The UARTs 8250 and 16550A are for serial communication. The InPort mouse doesn't use serial communication at all, and I have no evidence that the original InPort card contains an UART at all.
You can find the pinout of the InPort mouse at https://deskthority.net/wiki/Bus_mouse#Microsoft_InPort . It shows that the cable from the mouse to the computer contains the raw sensor and button signals, not a serial data stream (as serial mice would). The counter that counts the pulses of the rotary encoders in the mouse is in the one chip on the microsoft InPort card, and the counter values can be directly read over the ISA bus, with no serial data stream in between.
The interrupt rate of a serial MS mouse is higher than the interrupt rate of a bus mouse: A serial mouse sends around 150 bytes / second, and every byte triggers an interrupt. Three bytes make a packet, so you get up to 50 updates / second. If the bochs emulation of the bus mouse is true to the original hardware and emulates a MS InPort-compatible card, only 30 interrupts / second are generated, and an update is available on every interrupt. The process of reading data from the bus port chip seems to need more I/O cycles than reading the serial data from an MS mouse.

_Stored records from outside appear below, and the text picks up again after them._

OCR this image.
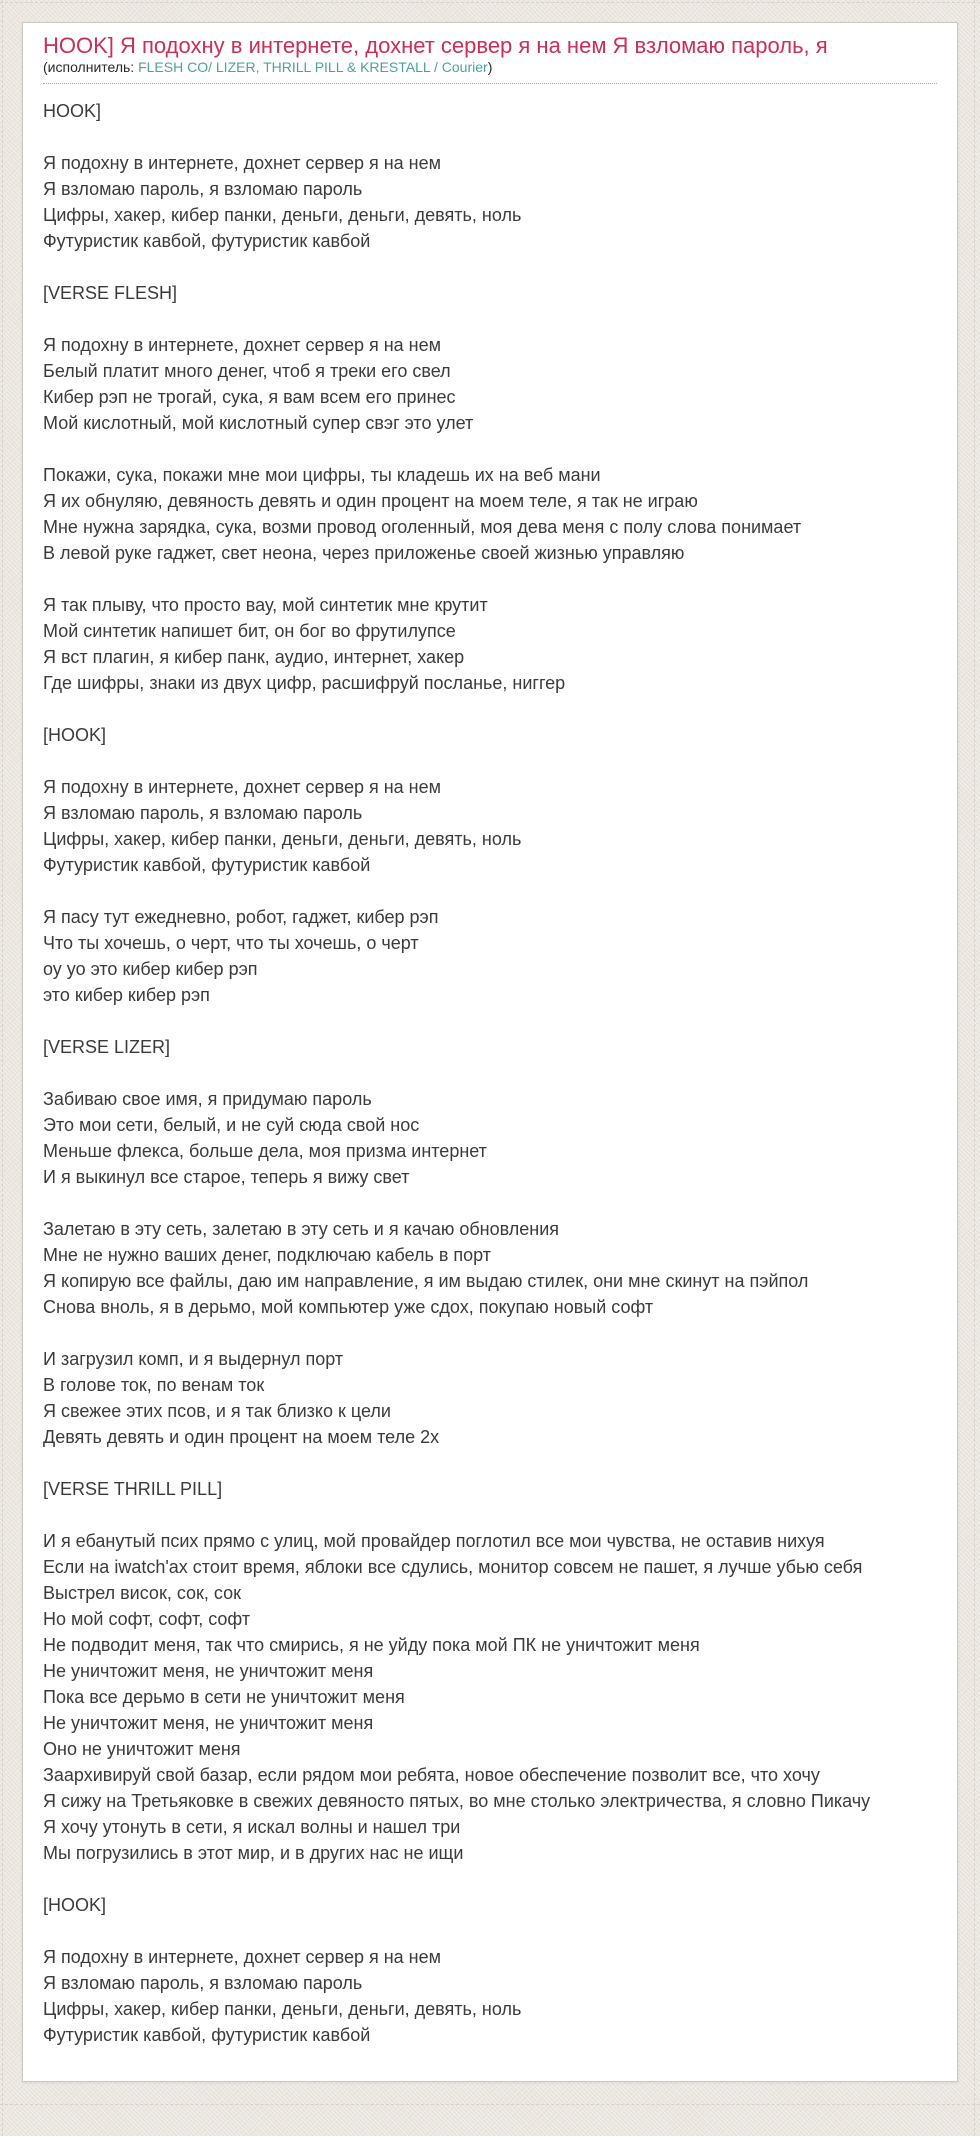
HOOK] Я подохну в интернете, дохнет сервер я на нем Я взломаю пароль, я

(исполнитель: FLESH CO/ LIZER, THRILL PILL & KRESTALL / Courier)

HOOK]

Я подохну в интернете, дохнет сервер я на нем
Я взломаю пароль, я взломаю пароль
Цифры, хакер, кибер панки, деньги, деньги, девять, ноль
Футуристик кавбой, футуристик кавбой

[VERSE FLESH]

Я подохну в интернете, дохнет сервер я на нем
Белый платит много денег, чтоб я треки его свел
Кибер рэп не трогай, сука, я вам всем его принес
Мой кислотный, мой кислотный супер свэг это улет

Покажи, сука, покажи мне мои цифры, ты кладешь их на веб мани
Я их обнуляю, девяность девять и один процент на моем теле, я так не играю
Мне нужна зарядка, сука, возми провод оголенный, моя дева меня с полу слова понимает
В левой руке гаджет, свет неона, через приложенье своей жизнью управляю

Я так плыву, что просто вау, мой синтетик мне крутит
Мой синтетик напишет бит, он бог во фрутилупсе
Я вст плагин, я кибер панк, аудио, интернет, хакер
Где шифры, знаки из двух цифр, расшифруй посланье, ниггер

[HOOK]

Я подохну в интернете, дохнет сервер я на нем
Я взломаю пароль, я взломаю пароль
Цифры, хакер, кибер панки, деньги, деньги, девять, ноль
Футуристик кавбой, футуристик кавбой

Я пасу тут ежедневно, робот, гаджет, кибер рэп
Что ты хочешь, о черт, что ты хочешь, о черт
оу уо это кибер кибер рэп
это кибер кибер рэп

[VERSE LIZER]

Забиваю свое имя, я придумаю пароль
Это мои сети, белый, и не суй сюда свой нос
Меньше флекса, больше дела, моя призма интернет
И я выкинул все старое, теперь я вижу свет

Залетаю в эту сеть, залетаю в эту сеть и я качаю обновления
Мне не нужно ваших денег, подключаю кабель в порт
Я копирую все файлы, даю им направление, я им выдаю стилек, они мне скинут на пэйпол
Снова вноль, я в дерьмо, мой компьютер уже сдох, покупаю новый софт

И загрузил комп, и я выдернул порт
В голове ток, по венам ток
Я свежее этих псов, и я так близко к цели
Девять девять и один процент на моем теле 2х

[VERSE THRILL PILL]

И я ебанутый псих прямо с улиц, мой провайдер поглотил все мои чувства, не оставив нихуя
Если на iwatch'ах стоит время, яблоки все сдулись, монитор совсем не пашет, я лучше убью себя
Выстрел висок, сок, сок
Но мой софт, софт, софт
Не подводит меня, так что смирись, я не уйду пока мой ПК не уничтожит меня
Не уничтожит меня, не уничтожит меня
Пока все дерьмо в сети не уничтожит меня
Не уничтожит меня, не уничтожит меня
Оно не уничтожит меня
Заархивируй свой базар, если рядом мои ребята, новое обеспечение позволит все, что хочу
Я сижу на Третьяковке в свежих девяносто пятых, во мне столько электричества, я словно Пикачу
Я хочу утонуть в сети, я искал волны и нашел три
Мы погрузились в этот мир, и в других нас не ищи

[HOOK]

Я подохну в интернете, дохнет сервер я на нем
Я взломаю пароль, я взломаю пароль
Цифры, хакер, кибер панки, деньги, деньги, девять, ноль
Футуристик кавбой, футуристик кавбой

So my verdict is: If the IRQ processsing overhead is the main limiting factor, the bus mouse is the clear winner (only 1/5th of the IRQ rate compared to serial mice). On the other hand, if ISA 8-bit cycles are the main limiting factor, the serial mouse might win out. The latter might be the case on fast x86 systems (high end 486, Pentium) without a memory manager like EMM386. On the other hand, I think the whole discussion is academic, because the real CPU load (at least in graphics modes) isn't caused by the communication protocol, but from re-drawing the mouse cursor. Redrawing the mouse cursor takes the same effort no matter how the position has been received. If serial MS mice make use of the technically possible 50 updates per second, and the driver redraws the cursor with every position update, the CPU load will be higher than with a bus mouse that only posts 30 updates per second to the mouse driver. If the mouse cursor is drawn in the main loop of the application at the screen refresh rate of the application instead of the update rate of the mouse, the mouse port type likely makes no difference at all.